Dental hygienists are typically supervised by a licensed dentist, but the exact requirements change depending on where you work. In some situations, dental hygienists work under multiple doctors throughout their workweek.

As of writing, dental careers are seeing a significant increase in demand. Dentists believe this is because of advancements in dental hygiene and equipment, leading to patients keeping their teeth for longer. This, in turn, requires more visits to the dentist.

A dental hygienist career can be an excellent choice for applicants interested in a health science career but are worried about working in a high-stress environment. Dental hygienists work at their own pace and do not have to worry about life or death situations when treating their patients.

Paramedic and Emergency Medical Technician (EMT) Careers

If you want a job helping people but do not want to spend all day working in a hospital, a paramedic or EMT career can be an excellent choice. Paramedic and EMT careers are considered high stress because both jobs involve treating patients on the spot, some of who may have life-threatening conditions. As a paramedic or an EMT, you are the first person to respond to a medical emergency.

In addition to treating patients on the scene, you are responsible for transporting the patient to the hospital or other medical facility. Both jobs require more physical activity compared to other health science careers. Typically, paramedics and EMTs work in pairs, but some medical facilities have a different procedure.

Radiation Therapist Careers

The exact requirements to become a radiation therapist change depending on the hospital you are applying in, with some requiring additional schooling or certification. No matter where you work, you must be properly licensed to handle radiology equipment. Administering the wrong dosage of radiation causes serious health issues, so it is not a career you get into without the right level of training.

Radiation therapy is part of the oncology branch, which focuses on medicine for diagnosing, preventing or treating cancer. Radiation therapists often work in a hospital alongside a larger oncology team. In addition to administering radiation treatment, radiation therapists provide emotional comfort to patients.

Phlebotomist Careers

Phlebotomists are some of the most common medical careers, especially among recent graduates. It is one of the easiest health science careers to overlook, as many are unaware what it entails. A phlebotomist is responsible for drawing blood from a patient, which is common in numerous medical tests.

Phlebotomists commonly work in hospital and doctor settings, but others work in donation centers or research facilities. Handling blood is a delicate task.

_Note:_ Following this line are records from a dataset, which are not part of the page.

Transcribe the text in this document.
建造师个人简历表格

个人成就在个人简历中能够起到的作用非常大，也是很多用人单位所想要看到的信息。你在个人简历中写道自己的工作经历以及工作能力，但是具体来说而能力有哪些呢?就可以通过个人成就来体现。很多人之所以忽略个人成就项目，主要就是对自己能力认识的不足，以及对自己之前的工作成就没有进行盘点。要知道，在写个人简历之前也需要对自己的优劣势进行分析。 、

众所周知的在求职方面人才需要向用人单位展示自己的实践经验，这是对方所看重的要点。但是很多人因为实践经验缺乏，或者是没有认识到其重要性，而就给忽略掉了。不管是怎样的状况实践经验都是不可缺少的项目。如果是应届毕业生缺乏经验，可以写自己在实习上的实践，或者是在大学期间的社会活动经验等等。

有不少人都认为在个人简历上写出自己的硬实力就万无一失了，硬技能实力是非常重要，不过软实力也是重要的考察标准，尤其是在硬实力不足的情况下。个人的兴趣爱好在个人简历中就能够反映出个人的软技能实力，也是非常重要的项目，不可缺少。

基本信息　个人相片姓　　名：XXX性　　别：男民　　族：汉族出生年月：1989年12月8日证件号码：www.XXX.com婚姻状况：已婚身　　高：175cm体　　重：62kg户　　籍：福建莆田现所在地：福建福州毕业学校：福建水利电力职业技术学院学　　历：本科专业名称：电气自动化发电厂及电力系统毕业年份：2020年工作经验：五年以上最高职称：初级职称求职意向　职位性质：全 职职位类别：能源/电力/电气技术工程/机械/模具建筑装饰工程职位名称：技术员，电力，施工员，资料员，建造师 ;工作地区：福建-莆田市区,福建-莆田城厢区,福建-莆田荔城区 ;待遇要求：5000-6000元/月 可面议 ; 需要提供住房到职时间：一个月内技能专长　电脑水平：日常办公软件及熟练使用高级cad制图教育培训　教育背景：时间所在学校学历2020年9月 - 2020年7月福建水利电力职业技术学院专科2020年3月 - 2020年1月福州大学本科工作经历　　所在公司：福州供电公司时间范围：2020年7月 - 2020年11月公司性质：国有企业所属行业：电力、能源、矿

When you are dealing with diseased blood, you risk infecting yourself or someone else if you do not follow the proper safety procedures.

Being detail-oriented is a helpful trait for phlebotomists since they deal with numerous blood samples throughout the day. Blood samples are nearly identical, so a good phlebotomist has a system in place to differentiate between all the samples. Since drawing blood is so common in medical procedures, phlebotomists typically find work no matter where they live.

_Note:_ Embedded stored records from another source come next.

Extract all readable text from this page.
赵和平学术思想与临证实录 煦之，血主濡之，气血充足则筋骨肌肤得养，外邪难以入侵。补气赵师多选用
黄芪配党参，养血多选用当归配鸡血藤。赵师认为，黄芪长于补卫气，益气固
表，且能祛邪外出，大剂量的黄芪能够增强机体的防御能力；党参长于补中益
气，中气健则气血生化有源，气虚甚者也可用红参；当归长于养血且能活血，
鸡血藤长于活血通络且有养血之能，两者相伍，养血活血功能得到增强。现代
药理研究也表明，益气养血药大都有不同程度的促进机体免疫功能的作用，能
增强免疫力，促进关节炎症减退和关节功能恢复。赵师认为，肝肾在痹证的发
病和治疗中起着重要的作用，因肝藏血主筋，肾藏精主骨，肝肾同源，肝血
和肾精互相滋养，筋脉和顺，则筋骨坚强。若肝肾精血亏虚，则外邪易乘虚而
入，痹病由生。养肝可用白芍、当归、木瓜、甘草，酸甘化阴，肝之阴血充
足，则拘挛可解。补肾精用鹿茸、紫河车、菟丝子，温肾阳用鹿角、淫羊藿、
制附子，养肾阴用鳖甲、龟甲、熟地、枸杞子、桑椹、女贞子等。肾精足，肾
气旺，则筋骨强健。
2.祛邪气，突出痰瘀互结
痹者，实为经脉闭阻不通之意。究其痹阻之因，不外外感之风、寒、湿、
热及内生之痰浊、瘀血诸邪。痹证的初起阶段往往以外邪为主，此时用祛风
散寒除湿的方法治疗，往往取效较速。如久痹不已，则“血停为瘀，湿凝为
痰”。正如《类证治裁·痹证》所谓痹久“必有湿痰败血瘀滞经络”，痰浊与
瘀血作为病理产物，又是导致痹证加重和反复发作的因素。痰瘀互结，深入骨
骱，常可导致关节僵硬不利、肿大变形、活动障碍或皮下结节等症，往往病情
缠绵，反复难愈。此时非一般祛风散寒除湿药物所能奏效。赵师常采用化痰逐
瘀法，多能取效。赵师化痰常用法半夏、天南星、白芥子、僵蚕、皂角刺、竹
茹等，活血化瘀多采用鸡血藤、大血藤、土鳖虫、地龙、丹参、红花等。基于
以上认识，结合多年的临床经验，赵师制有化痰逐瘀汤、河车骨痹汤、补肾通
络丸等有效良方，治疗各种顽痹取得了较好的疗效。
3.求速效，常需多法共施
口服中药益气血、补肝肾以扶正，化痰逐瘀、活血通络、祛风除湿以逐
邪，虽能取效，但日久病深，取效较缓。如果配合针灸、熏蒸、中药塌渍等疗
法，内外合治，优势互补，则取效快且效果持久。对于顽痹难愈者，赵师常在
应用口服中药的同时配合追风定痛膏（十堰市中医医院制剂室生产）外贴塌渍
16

Medical Billing and Coding

Medical billing and coding are easy health science careers to overlook because they do not directly involve treating patients. Medical coding plays an important role in the healthcare process.

Medical billing and coding professions focus on gathering a patient’s history and recording everything about his or her current treatment and insurance information. All of this is used by doctors and other healthcare professionals to come up with a treatment plan.

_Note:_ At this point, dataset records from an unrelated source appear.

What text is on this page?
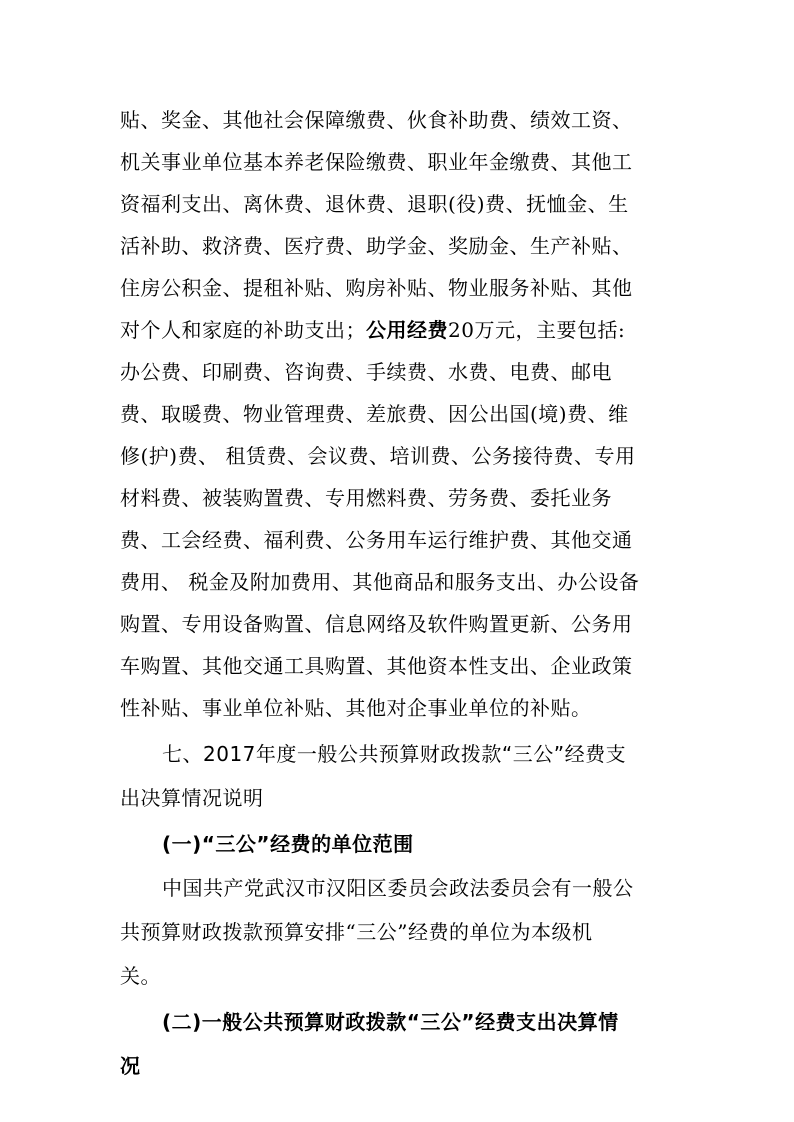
贴、奖金、其他社会保障缴费、伙食补助费、绩效工资、
机关事业单位基本养老保险缴费、职业年金缴费、其他工
资福利支出、离休费、退休费、退职(役)费、抚恤金、生
活补助、救济费、医疗费、助学金、奖励金、生产补贴、
住房公积金、提租补贴、购房补贴、物业服务补贴、其他
对个人和家庭的补助支出；公用经费20万元，主要包括:
办公费、印刷费、咨询费、手续费、水费、电费、邮电
费、取暖费、物业管理费、差旅费、因公出国(境)费、维
修(护)费、 租赁费、会议费、培训费、公务接待费、专用
材料费、被装购置费、专用燃料费、劳务费、委托业务
费、工会经费、福利费、公务用车运行维护费、其他交通
费用、 税金及附加费用、其他商品和服务支出、办公设备
购置、专用设备购置、信息网络及软件购置更新、公务用
车购置、其他交通工具购置、其他资本性支出、企业政策
性补贴、事业单位补贴、其他对企事业单位的补贴。
七、2017年度一般公共预算财政拨款“三公”经费支
出决算情况说明
(一)“三公”经费的单位范围
中国共产党武汉市汉阳区委员会政法委员会有一般公
共预算财政拨款预算安排“三公”经费的单位为本级机
关。
(二)一般公共预算财政拨款“三公”经费支出决算情
况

Medical coders take care of many patients throughout the day. It requires a great deal of concentration because coders must juggle different codes and jargon for dozens of patients. Attention to detail is vital, as many medical codes look similar but are used for vastly different treatment plans.

Medical billing requires an equal amount of attention. Different medical procedures exist with similar names, but vastly different costs. Health insurance plans often cover specific operations, so you must precisely report what is included in the bill to make sure the patient receives the proper coverage from their insurance provider.